His physical appearance was not a problem for me. His shaggy hair, pierced ear and tattoed biceps didn’t reflect his inner soul. I knew he smoked weed, but I did not judge him. I blamed Adamu who made the weed available in the park. Compared to Adamu, Ifreke was a better friend. He also gave me a lot of money but never demanded anything from me. Just my friendship and the occasional tease. I needed all the money I could get, so I took them. Without a second thought. How wrong I was in my judgement I found out on that fateful day in February.
But those two made the entire park hot. Soon the tension spread to the entire community. There were pockets of fights and disturbances which no one paid much attention to. Not until it snowballed into a major fracas that caused plenty of deaths and so much blood.
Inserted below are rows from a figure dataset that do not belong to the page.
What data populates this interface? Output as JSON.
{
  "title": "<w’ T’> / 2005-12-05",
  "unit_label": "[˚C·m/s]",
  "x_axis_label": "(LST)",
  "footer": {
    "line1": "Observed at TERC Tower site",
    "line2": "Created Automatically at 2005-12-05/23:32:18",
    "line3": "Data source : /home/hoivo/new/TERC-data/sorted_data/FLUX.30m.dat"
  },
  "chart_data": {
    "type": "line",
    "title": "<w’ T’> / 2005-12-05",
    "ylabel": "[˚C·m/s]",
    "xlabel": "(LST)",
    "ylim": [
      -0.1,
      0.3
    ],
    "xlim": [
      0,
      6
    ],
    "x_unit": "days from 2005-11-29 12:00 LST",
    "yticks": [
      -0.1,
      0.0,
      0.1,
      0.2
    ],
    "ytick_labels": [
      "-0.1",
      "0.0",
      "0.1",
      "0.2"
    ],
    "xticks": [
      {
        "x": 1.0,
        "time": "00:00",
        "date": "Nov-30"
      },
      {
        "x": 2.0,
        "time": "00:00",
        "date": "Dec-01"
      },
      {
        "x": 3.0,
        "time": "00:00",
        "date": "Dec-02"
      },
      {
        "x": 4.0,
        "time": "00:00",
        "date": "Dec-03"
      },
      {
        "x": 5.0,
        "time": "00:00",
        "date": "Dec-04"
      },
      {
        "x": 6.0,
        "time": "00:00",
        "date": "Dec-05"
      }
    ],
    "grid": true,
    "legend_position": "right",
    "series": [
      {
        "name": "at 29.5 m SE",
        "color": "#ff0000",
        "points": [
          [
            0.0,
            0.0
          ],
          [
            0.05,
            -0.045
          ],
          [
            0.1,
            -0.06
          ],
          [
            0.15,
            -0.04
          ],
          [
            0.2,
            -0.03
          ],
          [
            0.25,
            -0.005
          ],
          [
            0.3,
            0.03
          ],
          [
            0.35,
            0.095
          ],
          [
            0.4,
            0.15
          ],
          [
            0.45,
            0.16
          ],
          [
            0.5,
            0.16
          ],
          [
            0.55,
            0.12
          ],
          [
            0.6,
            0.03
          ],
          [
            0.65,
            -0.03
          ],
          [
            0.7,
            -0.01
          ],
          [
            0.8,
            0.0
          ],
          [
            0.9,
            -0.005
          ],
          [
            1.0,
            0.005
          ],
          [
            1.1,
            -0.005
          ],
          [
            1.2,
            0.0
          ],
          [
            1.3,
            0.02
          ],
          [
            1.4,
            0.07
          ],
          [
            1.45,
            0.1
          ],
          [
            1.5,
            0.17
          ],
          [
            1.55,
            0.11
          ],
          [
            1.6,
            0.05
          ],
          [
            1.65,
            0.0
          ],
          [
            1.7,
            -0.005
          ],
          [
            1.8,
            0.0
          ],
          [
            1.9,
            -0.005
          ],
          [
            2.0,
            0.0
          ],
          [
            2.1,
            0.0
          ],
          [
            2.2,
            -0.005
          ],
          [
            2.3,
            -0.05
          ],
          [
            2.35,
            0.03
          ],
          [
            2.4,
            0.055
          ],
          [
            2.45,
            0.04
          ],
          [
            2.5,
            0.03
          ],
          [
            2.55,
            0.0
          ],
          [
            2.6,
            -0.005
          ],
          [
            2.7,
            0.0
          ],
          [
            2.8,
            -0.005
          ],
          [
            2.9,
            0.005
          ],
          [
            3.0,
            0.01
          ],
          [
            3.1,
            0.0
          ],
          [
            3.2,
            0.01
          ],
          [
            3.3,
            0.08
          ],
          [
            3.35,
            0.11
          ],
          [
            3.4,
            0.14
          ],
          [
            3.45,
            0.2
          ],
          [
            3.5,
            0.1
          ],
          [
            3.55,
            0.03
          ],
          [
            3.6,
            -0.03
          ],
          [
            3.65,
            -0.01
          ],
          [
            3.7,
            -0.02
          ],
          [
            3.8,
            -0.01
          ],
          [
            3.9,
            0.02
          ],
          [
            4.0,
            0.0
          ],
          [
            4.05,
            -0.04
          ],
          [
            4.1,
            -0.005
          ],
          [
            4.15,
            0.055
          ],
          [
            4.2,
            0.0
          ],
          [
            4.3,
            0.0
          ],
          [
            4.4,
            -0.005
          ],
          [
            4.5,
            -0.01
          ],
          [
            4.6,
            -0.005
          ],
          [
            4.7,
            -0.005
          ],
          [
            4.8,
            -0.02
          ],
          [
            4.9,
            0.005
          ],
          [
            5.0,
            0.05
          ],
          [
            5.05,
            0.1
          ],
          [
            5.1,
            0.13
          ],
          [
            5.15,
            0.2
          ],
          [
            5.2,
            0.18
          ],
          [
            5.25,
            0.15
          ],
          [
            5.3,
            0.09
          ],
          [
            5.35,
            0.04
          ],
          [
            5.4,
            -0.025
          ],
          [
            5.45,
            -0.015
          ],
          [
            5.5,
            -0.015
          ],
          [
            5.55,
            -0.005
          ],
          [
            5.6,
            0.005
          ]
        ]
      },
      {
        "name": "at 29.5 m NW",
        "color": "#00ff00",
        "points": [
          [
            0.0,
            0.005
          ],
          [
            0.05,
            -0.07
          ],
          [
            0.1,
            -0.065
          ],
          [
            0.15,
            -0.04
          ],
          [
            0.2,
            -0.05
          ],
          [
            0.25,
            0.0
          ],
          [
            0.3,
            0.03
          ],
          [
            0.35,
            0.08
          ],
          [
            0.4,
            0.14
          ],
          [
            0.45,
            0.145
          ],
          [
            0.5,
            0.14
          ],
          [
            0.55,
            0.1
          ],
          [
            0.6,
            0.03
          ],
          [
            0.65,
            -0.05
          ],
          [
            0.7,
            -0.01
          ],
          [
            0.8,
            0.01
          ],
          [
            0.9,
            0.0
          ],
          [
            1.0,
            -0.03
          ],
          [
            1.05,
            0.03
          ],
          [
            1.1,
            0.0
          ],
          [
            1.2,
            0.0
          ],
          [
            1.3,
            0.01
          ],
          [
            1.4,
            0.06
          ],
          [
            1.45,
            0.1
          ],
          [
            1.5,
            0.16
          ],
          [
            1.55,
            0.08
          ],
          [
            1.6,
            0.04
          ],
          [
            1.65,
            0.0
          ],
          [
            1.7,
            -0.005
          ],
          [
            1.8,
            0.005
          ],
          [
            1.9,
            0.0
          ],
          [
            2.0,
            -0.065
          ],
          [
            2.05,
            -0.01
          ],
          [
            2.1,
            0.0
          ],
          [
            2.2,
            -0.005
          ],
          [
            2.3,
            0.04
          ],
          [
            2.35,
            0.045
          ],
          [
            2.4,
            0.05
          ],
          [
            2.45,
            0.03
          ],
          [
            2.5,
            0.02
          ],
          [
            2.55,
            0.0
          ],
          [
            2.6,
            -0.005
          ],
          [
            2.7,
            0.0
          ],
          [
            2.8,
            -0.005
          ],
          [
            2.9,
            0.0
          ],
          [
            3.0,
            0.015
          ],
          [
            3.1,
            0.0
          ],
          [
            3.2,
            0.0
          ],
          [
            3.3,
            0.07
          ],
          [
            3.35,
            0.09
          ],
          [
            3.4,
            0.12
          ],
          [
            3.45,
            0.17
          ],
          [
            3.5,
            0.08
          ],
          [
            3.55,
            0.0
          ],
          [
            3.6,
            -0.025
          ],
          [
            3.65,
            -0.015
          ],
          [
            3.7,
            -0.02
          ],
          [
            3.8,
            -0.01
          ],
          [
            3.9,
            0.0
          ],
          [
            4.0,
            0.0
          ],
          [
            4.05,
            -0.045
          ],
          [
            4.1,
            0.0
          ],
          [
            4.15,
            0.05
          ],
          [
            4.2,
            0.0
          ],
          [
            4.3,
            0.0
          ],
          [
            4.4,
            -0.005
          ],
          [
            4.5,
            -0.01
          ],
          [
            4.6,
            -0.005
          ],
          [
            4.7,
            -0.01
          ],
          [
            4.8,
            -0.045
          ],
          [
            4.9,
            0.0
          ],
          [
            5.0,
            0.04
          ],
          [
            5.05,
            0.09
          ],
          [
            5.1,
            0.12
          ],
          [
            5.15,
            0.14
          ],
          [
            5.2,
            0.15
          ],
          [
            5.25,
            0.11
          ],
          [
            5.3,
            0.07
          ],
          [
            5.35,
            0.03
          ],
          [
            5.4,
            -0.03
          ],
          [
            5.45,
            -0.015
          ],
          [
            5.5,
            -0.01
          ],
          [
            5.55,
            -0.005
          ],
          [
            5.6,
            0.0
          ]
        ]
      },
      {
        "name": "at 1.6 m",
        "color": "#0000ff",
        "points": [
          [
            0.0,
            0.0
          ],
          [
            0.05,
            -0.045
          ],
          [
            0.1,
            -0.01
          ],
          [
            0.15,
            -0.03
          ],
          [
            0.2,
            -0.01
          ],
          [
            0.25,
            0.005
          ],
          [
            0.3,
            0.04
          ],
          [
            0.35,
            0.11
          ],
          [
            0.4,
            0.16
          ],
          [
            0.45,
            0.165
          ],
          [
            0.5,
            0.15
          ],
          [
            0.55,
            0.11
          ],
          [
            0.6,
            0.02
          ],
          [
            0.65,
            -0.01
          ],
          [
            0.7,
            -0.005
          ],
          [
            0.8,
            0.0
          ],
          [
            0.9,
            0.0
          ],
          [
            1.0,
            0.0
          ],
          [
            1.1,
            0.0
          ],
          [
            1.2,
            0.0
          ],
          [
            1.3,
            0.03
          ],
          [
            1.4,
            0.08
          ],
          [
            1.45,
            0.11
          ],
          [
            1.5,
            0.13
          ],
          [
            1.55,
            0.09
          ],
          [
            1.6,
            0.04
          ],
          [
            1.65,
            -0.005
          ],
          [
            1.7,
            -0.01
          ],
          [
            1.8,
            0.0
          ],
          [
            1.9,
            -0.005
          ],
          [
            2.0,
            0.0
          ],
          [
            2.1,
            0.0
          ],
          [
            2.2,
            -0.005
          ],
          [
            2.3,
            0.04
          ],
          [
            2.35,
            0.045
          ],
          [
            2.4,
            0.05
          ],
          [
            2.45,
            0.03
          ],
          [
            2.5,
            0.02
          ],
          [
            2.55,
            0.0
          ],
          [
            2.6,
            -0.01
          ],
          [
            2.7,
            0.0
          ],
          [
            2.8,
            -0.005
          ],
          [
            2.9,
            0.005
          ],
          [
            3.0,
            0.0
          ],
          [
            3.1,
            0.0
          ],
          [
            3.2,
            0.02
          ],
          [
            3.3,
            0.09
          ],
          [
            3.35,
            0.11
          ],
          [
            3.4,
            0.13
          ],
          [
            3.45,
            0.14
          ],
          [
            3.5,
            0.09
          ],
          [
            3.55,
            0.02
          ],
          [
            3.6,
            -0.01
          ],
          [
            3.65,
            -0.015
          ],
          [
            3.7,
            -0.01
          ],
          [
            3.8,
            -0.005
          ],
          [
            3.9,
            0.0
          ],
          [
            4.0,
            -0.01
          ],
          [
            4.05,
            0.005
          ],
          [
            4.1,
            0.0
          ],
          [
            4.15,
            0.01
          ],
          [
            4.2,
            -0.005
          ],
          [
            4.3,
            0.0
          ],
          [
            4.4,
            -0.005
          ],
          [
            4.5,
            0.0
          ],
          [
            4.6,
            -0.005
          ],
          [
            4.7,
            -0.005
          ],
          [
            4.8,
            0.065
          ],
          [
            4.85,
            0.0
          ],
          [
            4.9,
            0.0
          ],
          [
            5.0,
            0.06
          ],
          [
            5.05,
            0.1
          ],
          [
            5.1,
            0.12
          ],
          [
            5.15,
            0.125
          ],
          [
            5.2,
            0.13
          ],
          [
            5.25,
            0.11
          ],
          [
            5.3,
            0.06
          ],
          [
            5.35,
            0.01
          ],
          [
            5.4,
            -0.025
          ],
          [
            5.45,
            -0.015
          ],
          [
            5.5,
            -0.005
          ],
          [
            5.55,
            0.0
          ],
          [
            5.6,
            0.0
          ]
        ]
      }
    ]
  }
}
Let me leave that for later.
I had problems of my own; my mom had died and I was all alone in the world. I was just about to start my senior secondary school and also have started having heightened awareness of my sexuality. And I was stuck with these two guys whom I didn’t love. I couldn’t love them.Not those two. All along they were only people to help me through my tough life. I never thought about love.
I had always thought I would escape love. But how wrong I was. I fell and very hard.
At that point I did not know what I had done. The sex….”
The click of the spool of the tape reaching its end was audible in the short silence after her last statement.
‘Oh My God!’ I thought to myself, and we were just getting to the real heart of the matter.
I looked at my watch. It was almost 2.30pm and I was feeling hungry now. The first bites of my innards just becoming noticeable to me. I have been enthralled by the tale. It was like someone pulling a long thread from a spool. I was captivated with the young woman sitting opposite me, beside the elderly one. She is now the center of attraction for me.
She had caught me looking at my watch and for a moment seemed undecided about something. She creased her brow and finally let out a short sigh.
“Let me cook lunch. I know you will be hungry. I am. We can continue after we have eaten.”
I nodded my head and leaned over to pick up the Sony walkman recorder. I removed the tape and put it and the recorder in my knapsack. All of this I did with a certain deliberateness, all the while keeping my eyes on Baraquat. She was looking back at me.
It was a searching look. It was a look that asked me a lot of questions. Many I couldn’t answer right there and then.
But I would be damned if I don’t try to find the answers.
I smiled at her and she smiled back.